Write-back is explicit

mutate() stores computed columns in memory; it does not touch the daf. Persisting them as vectors on the axis requires an explicit compute(vectors = ...) — dafr never silently writes to the daf.

tbl(d, "cell") |>
    mutate(log_umis = log10(n_umis)) |>
    compute(vectors = "log_umis")

The daf backend reuses dplyr::compute() (with an extra vectors = ... argument) rather than introducing a new generic, so it doesn’t shadow dplyr::compute() for dbplyr users.

compute() errors if the tbl has been filtered (partial row mask) — you cannot write back a partial vector. A permuted-but-full row mask (e.g. after arrange()) is un-permuted to axis order before writing.

Grouping that looks up an axis

If the grouping variable names an existing axis in the daf, the result of summarise() is a daf_axis_tbl keyed to that axis. You can keep piping dplyr verbs, and later compute() the derived columns back as vectors on that axis.

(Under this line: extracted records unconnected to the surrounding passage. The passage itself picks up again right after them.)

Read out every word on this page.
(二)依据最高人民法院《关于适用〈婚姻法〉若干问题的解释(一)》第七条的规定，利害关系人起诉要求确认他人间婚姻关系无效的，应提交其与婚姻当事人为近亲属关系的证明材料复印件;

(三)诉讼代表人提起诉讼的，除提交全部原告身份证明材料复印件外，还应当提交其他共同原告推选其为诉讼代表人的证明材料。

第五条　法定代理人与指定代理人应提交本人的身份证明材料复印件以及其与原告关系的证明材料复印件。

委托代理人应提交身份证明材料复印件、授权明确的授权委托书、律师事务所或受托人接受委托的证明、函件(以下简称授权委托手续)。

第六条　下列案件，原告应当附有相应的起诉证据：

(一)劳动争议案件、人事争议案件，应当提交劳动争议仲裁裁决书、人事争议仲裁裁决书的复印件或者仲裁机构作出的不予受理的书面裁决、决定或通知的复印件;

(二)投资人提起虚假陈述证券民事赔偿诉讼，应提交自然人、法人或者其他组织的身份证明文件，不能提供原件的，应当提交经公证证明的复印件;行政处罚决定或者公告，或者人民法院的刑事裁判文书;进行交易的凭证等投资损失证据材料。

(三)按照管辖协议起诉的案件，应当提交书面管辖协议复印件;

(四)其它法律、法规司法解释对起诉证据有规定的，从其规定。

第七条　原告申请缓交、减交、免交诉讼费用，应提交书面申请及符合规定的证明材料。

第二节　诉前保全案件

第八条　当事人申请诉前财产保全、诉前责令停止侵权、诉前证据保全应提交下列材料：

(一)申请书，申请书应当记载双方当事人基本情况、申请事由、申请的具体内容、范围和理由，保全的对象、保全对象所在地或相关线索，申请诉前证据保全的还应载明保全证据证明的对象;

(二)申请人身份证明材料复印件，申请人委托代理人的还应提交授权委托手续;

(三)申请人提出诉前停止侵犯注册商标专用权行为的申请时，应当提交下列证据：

# "donor" is an axis; the summarise result is itself tbl(d, "donor")-like.
tbl(d, "cell") |>
    group_by(donor) |>
    summarise(mean_umis = mean(n_umis)) |>
    compute(vectors = "mean_umis")  # persists on the donor axis

If the grouping variable is just a vector (not an axis), summarise() returns a plain tibble.

More verbs

Beyond the core set above, the backend also supports slice and the slice_head / slice_tail / slice_min / slice_max / slice_sample family; rename and relocate; count / tally / add_count / add_tally; transmute and reframe. Inside mutate() and summarise(), common dplyr helpers work via delegation:

  • Window functions: lag, lead, cumsum, row_number, min_rank, dense_rank, ntile, percent_rank.
  • Scalar helpers: if_else, case_when, coalesce, n_distinct, first, last, nth.
  • across(where(is.numeric), mean)-style column-wise ops.
  • Tidyselect helpers in select(): starts_with, contains, matches, where.

.by = ... (dplyr 1.1+) works on filter() / mutate() / summarise(); a single-axis .by on summarise() ties back the same way group_by does. mutate(.keep = "none") is respected.

Not supported (yet)

  • Matrices. Use Axis(...) |> LookupMatrix(...) from the query DSL.

  • Joins (inner_join, left_join, right_join, full_join, semi_join, anti_join, cross_join, nest_join). A daf_axis_tbl has no meaningful join semantics against another table in v1. Calling any of these produces a helpful error pointing you at dplyr::collect():

    tbl(d, "cell") |> left_join(other)
    #> Error: `left_join()` is not supported on a daf_axis_tbl.
    #> Use `dplyr::collect()` to materialize a tibble first, then apply this verb.
  • Set operations (union, union_all, intersect, setdiff) — same story.

  • rowwise() — collect or rewrite as a vectorized mutate().

  • DSL pushdown for filter / summarise. Verbs currently materialize via get_vector, which is cheap for memory daf but not optimal for large FilesDaf with selective filters.